Job Summary:
NVIDIA is seeking a world-class Senior Product Manager to architect for the operational future of Enterprise AI. In this role, you will define the vision and lead the development of products that transform DGX hardware into a high-availability, self-healing AI Factory.
Responsibilities:
• Set the vision for the Enterprise Operational Gold Standard.
• Define how the world’s most sophisticated companies deploy, manage, and scale their Enterprise AI Factories.
• Productize the On-Prem Lifecycle: Define the "Day 0 through Day 2" experience for DGX SuperPODs.
• Lead the development of products that handle everything from bare-metal provisioning and network fabric configuration to automated "one-click" firmware rollouts.
• Develop a definitive telemetry and diagnostic suite.
• When a job slows down in a private data center, your framework should provide the "one-click" answer—isolating a thermal throttle, a degraded InfiniBand rail, or a cabling fault instantly.
• Lead the integration of DGX systems into the cloud-native ecosystem.

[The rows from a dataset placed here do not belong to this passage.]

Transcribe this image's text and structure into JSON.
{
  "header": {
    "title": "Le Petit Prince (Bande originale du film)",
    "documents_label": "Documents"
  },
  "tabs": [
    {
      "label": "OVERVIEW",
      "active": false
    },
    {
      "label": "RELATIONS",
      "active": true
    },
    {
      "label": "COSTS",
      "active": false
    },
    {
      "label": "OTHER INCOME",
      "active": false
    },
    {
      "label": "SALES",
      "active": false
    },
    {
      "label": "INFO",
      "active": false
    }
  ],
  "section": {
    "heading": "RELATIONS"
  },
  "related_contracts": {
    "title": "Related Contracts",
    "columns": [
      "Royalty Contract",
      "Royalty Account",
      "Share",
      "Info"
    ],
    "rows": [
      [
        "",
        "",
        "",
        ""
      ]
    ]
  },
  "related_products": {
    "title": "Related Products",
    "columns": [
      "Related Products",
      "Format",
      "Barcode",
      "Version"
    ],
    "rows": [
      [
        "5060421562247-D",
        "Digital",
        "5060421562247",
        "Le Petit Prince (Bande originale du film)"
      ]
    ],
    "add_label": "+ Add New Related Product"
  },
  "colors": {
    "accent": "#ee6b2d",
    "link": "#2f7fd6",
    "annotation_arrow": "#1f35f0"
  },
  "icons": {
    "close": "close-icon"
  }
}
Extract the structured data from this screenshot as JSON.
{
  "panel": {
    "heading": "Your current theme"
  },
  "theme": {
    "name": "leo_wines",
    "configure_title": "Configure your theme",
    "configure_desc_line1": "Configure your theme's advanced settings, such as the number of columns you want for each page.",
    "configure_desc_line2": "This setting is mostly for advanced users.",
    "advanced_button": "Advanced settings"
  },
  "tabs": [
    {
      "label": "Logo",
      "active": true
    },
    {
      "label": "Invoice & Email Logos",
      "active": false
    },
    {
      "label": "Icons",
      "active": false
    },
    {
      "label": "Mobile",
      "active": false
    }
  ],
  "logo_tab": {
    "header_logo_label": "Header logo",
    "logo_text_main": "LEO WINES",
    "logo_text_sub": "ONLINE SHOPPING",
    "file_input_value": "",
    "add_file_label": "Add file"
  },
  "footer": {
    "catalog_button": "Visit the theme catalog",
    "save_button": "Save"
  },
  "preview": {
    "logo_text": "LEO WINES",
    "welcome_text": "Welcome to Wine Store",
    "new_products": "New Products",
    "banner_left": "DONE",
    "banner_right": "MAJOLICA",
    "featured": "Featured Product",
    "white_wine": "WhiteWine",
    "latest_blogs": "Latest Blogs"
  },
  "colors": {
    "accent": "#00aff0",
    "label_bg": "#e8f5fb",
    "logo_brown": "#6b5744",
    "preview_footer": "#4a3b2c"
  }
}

• Ensure that enterprise-grade features like GPU partitioning (MIG), multi-node scaling, and niche scheduling are declarative and seamless.
• You aren't just building scripts; but building APIs and Services.
• Your goal is to eliminate "management snowflakes," ensuring that every enterprise DGX deployment is standardized, repeatable, and resilient.
• Move the needle from reactive maintenance to self-healing infrastructure.
• Thoughtfully define the features for automated health checks that keep the fleet at peak performance without manual intervention.
Qualifications:
Required:
• 12+ years demonstrated ability in Product Management, with specific experience around on-premise infrastructure, private cloud, or large-scale systems management.
• Bachelors Degree in Computer Science or related field or equivalent experience.
• A track record of turning complex hardware operations into software-defined workflows.
• Expert-level understanding of Kubernetes operators, container orchestration, and how to translate physical hardware constraints into declarative code.
• Experience managing large-scale Linux fleets in air-gapped or restricted enterprise environments.
• Deep familiarity with data center networking (InfiniBand/Ethernet), storage architectures, and the firmware-to-OS handshake.
• Ability to define the NVIDIA Datacenter Experience and transition into formal people management as the team expands.
Preferred:
• Experience with infrastructure-as-code (Ansible, Terraform, Pulumi) in a bare-metal context.
• Vision for using AI to manage AI—applying telemetry and machine learning to predict and prevent infrastructure failures.
• Belief that the 'Gold Standard' isn't just about speed—it's about the reliability and simplicity of the Automated Pit Crew.
Company:
NVIDIA is a computing platform company operating at the intersection of graphics, HPC, and AI. Founded in 1993, the company is headquartered in Santa Clara, USA, with a team of 10001+ employees. The company is currently Late Stage.